Pheochromocytoma - A Rare Condition Exposed by Neurotransmitter Testing

The New York Times did a remarkable story the other day that ended with the line "When you hear hoofbeats, the chances are good that it's a horse…but we must also remember that sometimes the circus is in town. [1]

ZRT is apparently hosting the circus this year. At the odds of 3-8 individuals per million – ZRT has been instrumental in discovering two cases of pheochromocytoma tumors in the last six months. A condition that my clinical physiology teacher, Dr. Bettenburg, said was so rare that we would never see one, and if we did, we should contact her – so I did, this week. 

What is Pheochromocytoma?

Pheochromocytomas are tumors occurring primarily in the adrenal gland (85%) and the abdomen (98%), while approximately 2% occur in other parts of the body (brain excluded). While they are extremely rare, they can run in families, have been associated with other syndromes and genetic abnormalities, and can sometimes be malignant (most likely in non-adrenal tumors). A pheochromocytoma secretes catecholamines that activate a cascade of "fight or flight symptoms" without a cause.


The catecholamines include epinephrine, norepinephrine, dopamine, and dopamine’s metabolite DOPAC (tested in ZRT's NeuroAdvanced profile). The catecholamines are so called because they consist of a chemical structure called a catechol, which is a benzene ring with two adjacent hydroxyl groups and an amine-containing side-chain. They are derived from the amino acid tyrosine which comes either from the diet or synthesized in the body from phenylalanine, and are produced by the adrenal medulla and the sympathetic nervous system.

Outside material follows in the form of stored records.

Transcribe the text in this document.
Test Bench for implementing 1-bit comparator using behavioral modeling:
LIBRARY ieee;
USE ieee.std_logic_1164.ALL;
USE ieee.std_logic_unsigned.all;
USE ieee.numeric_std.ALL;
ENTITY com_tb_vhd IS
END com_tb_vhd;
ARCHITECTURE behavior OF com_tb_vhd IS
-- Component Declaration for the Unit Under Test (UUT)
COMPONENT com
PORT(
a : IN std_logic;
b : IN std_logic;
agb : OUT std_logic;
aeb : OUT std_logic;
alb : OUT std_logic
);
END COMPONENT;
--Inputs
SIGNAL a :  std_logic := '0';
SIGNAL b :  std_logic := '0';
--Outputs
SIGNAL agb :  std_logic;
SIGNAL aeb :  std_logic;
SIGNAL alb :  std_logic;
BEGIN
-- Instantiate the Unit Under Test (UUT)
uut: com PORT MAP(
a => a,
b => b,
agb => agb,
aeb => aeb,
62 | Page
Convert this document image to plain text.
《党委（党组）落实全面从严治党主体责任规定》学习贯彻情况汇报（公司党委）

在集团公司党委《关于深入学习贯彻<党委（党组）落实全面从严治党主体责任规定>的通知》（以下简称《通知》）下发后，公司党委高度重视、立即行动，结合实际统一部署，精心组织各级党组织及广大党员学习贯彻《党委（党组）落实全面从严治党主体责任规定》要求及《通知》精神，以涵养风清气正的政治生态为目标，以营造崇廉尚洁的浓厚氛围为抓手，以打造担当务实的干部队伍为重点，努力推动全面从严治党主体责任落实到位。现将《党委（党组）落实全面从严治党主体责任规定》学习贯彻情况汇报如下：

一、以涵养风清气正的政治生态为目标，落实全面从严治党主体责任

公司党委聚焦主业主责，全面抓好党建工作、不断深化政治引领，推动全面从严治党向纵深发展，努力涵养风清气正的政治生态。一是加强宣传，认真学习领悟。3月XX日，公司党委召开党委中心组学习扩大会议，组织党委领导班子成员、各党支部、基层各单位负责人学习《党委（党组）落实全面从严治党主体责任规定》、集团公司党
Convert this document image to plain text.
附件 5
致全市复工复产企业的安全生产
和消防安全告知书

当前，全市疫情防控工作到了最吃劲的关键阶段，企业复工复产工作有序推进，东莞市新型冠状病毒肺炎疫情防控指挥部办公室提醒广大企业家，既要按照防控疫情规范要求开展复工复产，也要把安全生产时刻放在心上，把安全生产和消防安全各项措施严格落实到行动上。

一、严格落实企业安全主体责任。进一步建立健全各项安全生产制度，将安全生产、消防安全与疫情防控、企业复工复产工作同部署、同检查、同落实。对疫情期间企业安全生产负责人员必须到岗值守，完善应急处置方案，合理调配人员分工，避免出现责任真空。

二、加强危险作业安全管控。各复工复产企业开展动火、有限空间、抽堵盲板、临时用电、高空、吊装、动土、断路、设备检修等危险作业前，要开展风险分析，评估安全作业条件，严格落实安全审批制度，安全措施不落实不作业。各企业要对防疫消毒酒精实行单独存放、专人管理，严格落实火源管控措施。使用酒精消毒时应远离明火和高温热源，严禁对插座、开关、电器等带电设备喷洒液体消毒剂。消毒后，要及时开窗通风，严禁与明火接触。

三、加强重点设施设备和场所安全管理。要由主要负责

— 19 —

Their job is to respond to acute stressors – a fear, a threat, intense sound or light, low blood sugar, or any other trauma. When the chromaffin cells of the adrenals or the postganglionic fibers of the nervous system respond to a trigger, they dump vast amounts of catecholamines into the system, acutely causing an increase in heart rate, blood pressure, blood sugar, alertness, and lung volume, changes to skin circulation, digestive slowing, dilation of the pupils, inhibition of erections, dilation of blood vessels to the muscle, and mobilization of glycogen and fat for energy production.

All of these effects happen within moments, and the entire brain system, from the amygdala – hypothalamus – pituitary – adrenal glands and the entire sympathetic nervous system are activated almost instantaneously. These catecholamines are then broken down, mostly by the enzyme monoamine oxidase (MAO), into their metabolites VMA, HVA, and normetanephrine (NMN). 

Consequences of Catecholamine Production in the Absence of Stressors

So, what happens when you are producing these catecholamines when you don't have reason to? You can have symptoms that look just like panic attacks, hypertension, irregular heart rates, and headaches; all conditions that are much, much more common than a pheochromocytoma. Like these more common conditions, the symptoms of pheochromocytoma happen in "spells" that can occur at varying frequencies from daily to monthly, and thus a rare tumor is not likely to be the cause that gets considered.

Symptoms of pheochromocytomas [2] which happen episodically include:

  • Hypertension
  • Headaches
  • Palpitations/Irregular heart beat
  • Tremors
  • Anxiety
  • Nausea
  • Epigastric pain
  • Flank/back pain
  • Constipation
  • Weight loss

However, in two instances, ZRT testing found that these common symptoms were in fact indicative of pheochromocytoma. Interestingly, only one patient had the classic severe hypertension that a differential diagnosis of pheochromocytoma requires. The other patient's main symptoms were anxiety, irregular heart rhythms, tremors, and anxiety; symptoms that never suggested a pheochromocytoma in the differential diagnosis. 

What is the Pheochromocytoma Test? Routine Neurotransmitter Testing.

It's extremely likely that as we do more neurotransmitter testing we will determine that these tumors are not that rare after all.

Pheochromocytomas are traditionally diagnosed by plasma metanephrine testing or by 24-hour catecholamine and metanephrine testing. It is clear that ZRT's 4-point urine testing is just as accurate. Urine testing is not as sensitive, but is very specific while plasma (blood) testing is very sensitive, but not as specific [3]. When pheochromocytoma is suspected, lab tests are followed up by abdominal CT or MRI and additional blood work to screen for genetic mutations that contribute to pheochromocytoma. Treatment is surgery with the best anesthesiologist you can find, because just touching these tumors can cause massive dumping of catecholamines and spikes of blood pressure that can be life threatening. Once removed, unless malignant, patients do extremely well.

We are so happy that the two people who were helped by ZRT in the discovery that they had pheochromocytoma will receive the care they need to finally feel better. It's extremely likely that as we do more and more neurotransmitter testing we will determine that these tumors are not that rare after all.